Yes, but can you have an abstracted model based on REST principles that can
be mapped onto HTTP in straightforward fashion? It seems so to me, though
I'm not an expert. However, as I've been absorbing the REST debate, I've
been going back and looking at the HTTP spec to see what things HTTP offers
that I can use, and I'm finding quite a bit of useful stuff that I just
haven't paid attention to before. Not many IT developers are goint to bother
with this. They'll follow the lead of their tools.
For example, a developer will have to think about how to handle error
conditions in their web service. Will they go to the bother of looking in
the HTTP spec and see what status codes are relevant to various conditions?
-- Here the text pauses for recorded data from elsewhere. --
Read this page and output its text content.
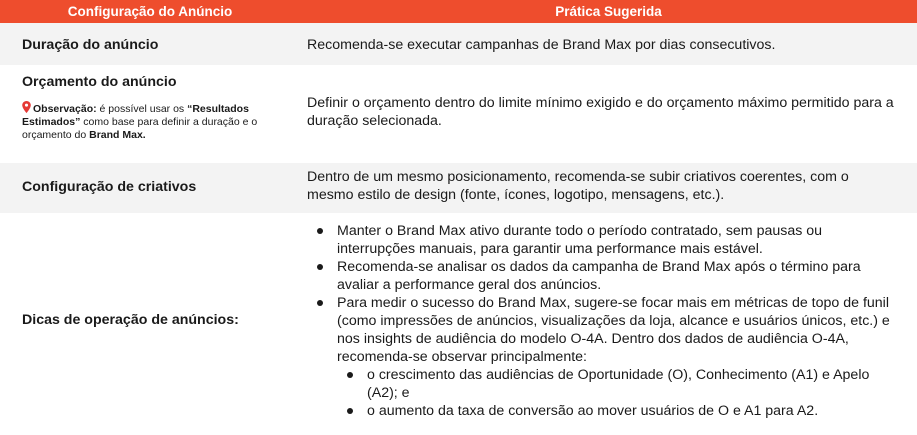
Configuração do Anúncio	Prática Sugerida
Duração do anúncio	Recomenda-se executar campanhas de Brand Max por dias consecutivos.
Orçamento do anúncio
Observação: é possível usar os “Resultados Estimados” como base para definir a duração e o orçamento do Brand Max.
Definir o orçamento dentro do limite mínimo exigido e do orçamento máximo permitido para a duração selecionada.
Configuração de criativos
Dentro de um mesmo posicionamento, recomenda-se subir criativos coerentes, com o mesmo estilo de design (fonte, ícones, logotipo, mensagens, etc.).
Dicas de operação de anúncios:
Manter o Brand Max ativo durante todo o período contratado, sem pausas ou interrupções manuais, para garantir uma performance mais estável.
Recomenda-se analisar os dados da campanha de Brand Max após o término para avaliar a performance geral dos anúncios.
Para medir o sucesso do Brand Max, sugere-se focar mais em métricas de topo de funil (como impressões de anúncios, visualizações da loja, alcance e usuários únicos, etc.) e nos insights de audiência do modelo O-4A. Dentro dos dados de audiência O-4A, recomenda-se observar principalmente:
o crescimento das audiências de Oportunidade (O), Conhecimento (A1) e Apelo (A2); e
o aumento da taxa de conversão ao mover usuários de O e A1 para A2.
If they use a Java class library with an exception hierarchy in front of
their noses, and the framework knows how to map exceptions to the
appropriate 4xx or 5xx status code, they are more likely to write an
application that returns appropriate HTTP status codes. The framework could
offer established patterns for dealing with async vs. synchronous message
handling. It knows to send a HTTP status 202 acknowledgement; the developer
just thinks about what pattern fits the problem but doesn't need to be a
It seems to me there is value in a protocol agnostic model built on REST
principles, and tools with "smart" bindings that know how to leverage the
protocol to support the model, rather than the "dumb" WSDL approach that
minimizes the protocol and views it as just transport.